Rochette L, Ghibu S, Muresan A, Vergely C. Alpha-lipoic acid: molecular mechanisms and therapeutic potential in diabetes. Can J Physiol Pharmacol. 2015 Dec;93(12):1021-7. doi: 10.1139/cjpp-2014-0353. 

Abstract. Diabetes is a chronic metabolic disease with a high prevalence worldwide. Diabetes and insulin resistance are associated with the development of cardiovascular and nervous diseases. The development of these disorders reflects complex pathological processes in which the oxidative stress caused by reactive oxygen species (ROS) and reactive nitrogen species (RNS) plays a pivotal role. It is widely accepted that diabetes impairs endothelial nitric oxide synthase (eNOS) activity and increases the production of ROS, thus resulting in diminished NO bioavailability and increased oxidative stress. Alpha-lipoic acid (LA) possesses beneficial effects both in the prevention and in the treatment of diabetes. LA is a potent antioxidant with insulin-mimetic and anti-inflammatory activity.

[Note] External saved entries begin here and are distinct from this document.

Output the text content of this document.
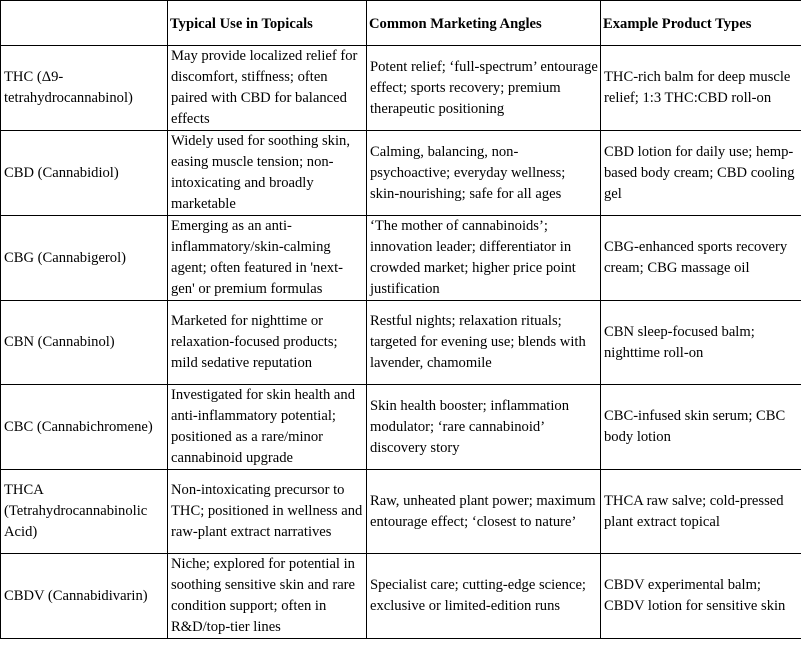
	Typical Use in Topicals	Common Marketing Angles	Example Product Types
THC (Δ9-tetrahydrocannabinol)	May provide localized relief for discomfort, stiffness; often paired with CBD for balanced effects	Potent relief; ‘full-spectrum’ entourage effect; sports recovery; premium therapeutic positioning	THC-rich balm for deep muscle relief; 1:3 THC:CBD roll-on
CBD (Cannabidiol)	Widely used for soothing skin, easing muscle tension; non-intoxicating and broadly marketable	Calming, balancing, non-psychoactive; everyday wellness; skin-nourishing; safe for all ages	CBD lotion for daily use; hemp-based body cream; CBD cooling gel
CBG (Cannabigerol)	Emerging as an anti-inflammatory/skin-calming agent; often featured in 'next-gen' or premium formulas	‘The mother of cannabinoids’; innovation leader; differentiator in crowded market; higher price point justification	CBG-enhanced sports recovery cream; CBG massage oil
CBN (Cannabinol)	Marketed for nighttime or relaxation-focused products; mild sedative reputation	Restful nights; relaxation rituals; targeted for evening use; blends with lavender, chamomile	CBN sleep-focused balm; nighttime roll-on
CBC (Cannabichromene)	Investigated for skin health and anti-inflammatory potential; positioned as a rare/minor cannabinoid upgrade	Skin health booster; inflammation modulator; ‘rare cannabinoid’ discovery story	CBC-infused skin serum; CBC body lotion
THCA (Tetrahydrocannabinolic Acid)	Non-intoxicating precursor to THC; positioned in wellness and raw-plant extract narratives	Raw, unheated plant power; maximum entourage effect; ‘closest to nature’	THCA raw salve; cold-pressed plant extract topical
CBDV (Cannabidivarin)	Niche; explored for potential in soothing sensitive skin and rare condition support; often in R&D/top-tier lines	Specialist care; cutting-edge science; exclusive or limited-edition runs	CBDV experimental balm; CBDV lotion for sensitive skin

LA in the diet is quickly absorbed, transported to the intracellular compartments, and reduced to dihydrolipoic acid (DHLA) under the action of enzymes. LA, which plays an essential role in mitochondrial bioenergetic reactions, has drawn considerable attention as an antioxidant for use in managing diabetic complications such as retinopathy, neuropathy and other vascular diseases.